In its letter to the EC signed by nine senior Congress leaders, including general secretary in-charge communications Jairam Ramesh, the party said, "We have carefully studied your response to our complaints. Not surprisingly, the ECI has given a clean chit to itself. We would normally have let it be at that. However, the tone and tenor of the ECI's response, the language used, and the allegations made against the INC compel us to submit the counter-response."
The Congress letter said that if the Commission grants a recognised national party a hearing or examines issues raised by them in good faith it is not an 'exception' or 'indulgence' but it is the performance of a duty required to be done.
"If the Commission is refusing to grant us a hearing or refusing to engage on certain complaints (which it has done in the past) then the law allows recourse to the higher courts' extraordinary jurisdiction to compel the ECI to discharge this function (as happened in 2019)," the letter said.
The Congress leaders, who had petitioned the EC alleging irregularities in the polls, said every reply from the EC now "seems to be laced with ad-hominem attacks" on either individual leaders or the party itself.
"The ECI's reply are written in a tone that is condescending. If the current ECI's goal is to strip itself of the last vestiges of neutrality, then it is doing a remarkable job at creating that impression," the party said in its letter to the EC.
"Judges who write decisions do not attack or demonise the party raising the issues. However, if the ECI persists then we shall have no choice but to seek legal recourse to expunge such remarks," said the letter signed by Ramesh, K C Venugopal, Ashok Gehlot, Bhupinder Hooda, Ajay Maken, Abhishek Singhvi, Uday Bhan, Partap Bajwa and Pawan Khera.
They also said that the "pattern" sought to be identified by the ECI in its reply is "disingenuous" as sometimes acting on complaints immediately is the key.
"If they are not redressed on the ground then they become redundant. And then the only remedy available is an Election Petition which is a lengthy process taking years to resolve. Thus, we approach the ECI with whatever information we have, and the ECI with the vast resources at its command, examines and reviews this information to see if the same is correct. Many times, the ECI has found our information to be correct. Other times, not so. But we do not name and shame the ECI for those moments after the Election is over," they said.
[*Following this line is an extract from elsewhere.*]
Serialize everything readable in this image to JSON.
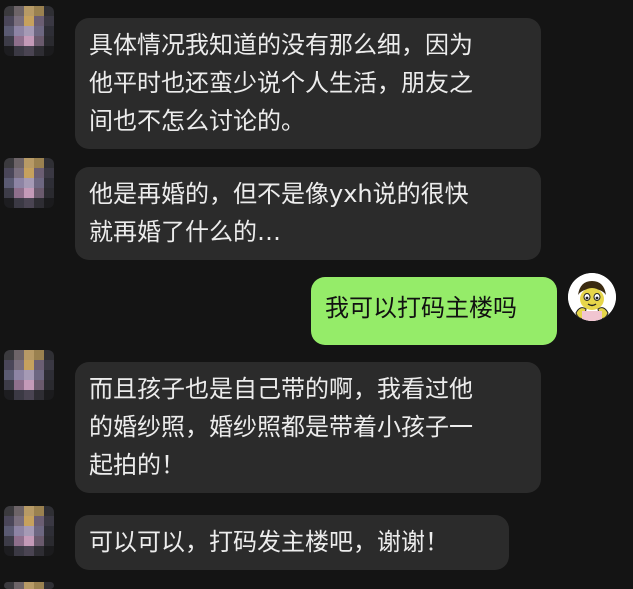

The Congress said if they were "bad faith actors", then they would never engage with the ECI to begin with. "We would focus on naming and shaming the Commission with examples from the ECI's own recent history which do not shroud it with glory," it said, adding that they would have never engaged in that case.
The Congress said it has sent over a hundred complaints against the prime minister and home minister, but "the ECI has taken action in precisely zero complaints, while calling our party president and former party president to account for their actions/speeches".
"We would point out how the ECI never published a dissent note, actively suppressing it instead, by a former Commissioner in this regard. We would point out that the ECI has almost always fought any move for transparency and increase in VVPAT verification numbers, with the same having to be ordered by the Supreme Court. We challenge the ECI to fact check the above since it finds the INC's misgivings to be based on phantoms," the Congress said.
In a strongly-worded letter to Congress president Mallikarjun Kharge, the poll panel had said such "frivolous and unfounded" doubts have the potential of creating "turbulence" when crucial steps like polling and counting are in live play, a time when both public and political parties' anxiousness is peaking.
The BJP retained power in Haryana winning 48 of the 90 seats in the October 5 assembly polls.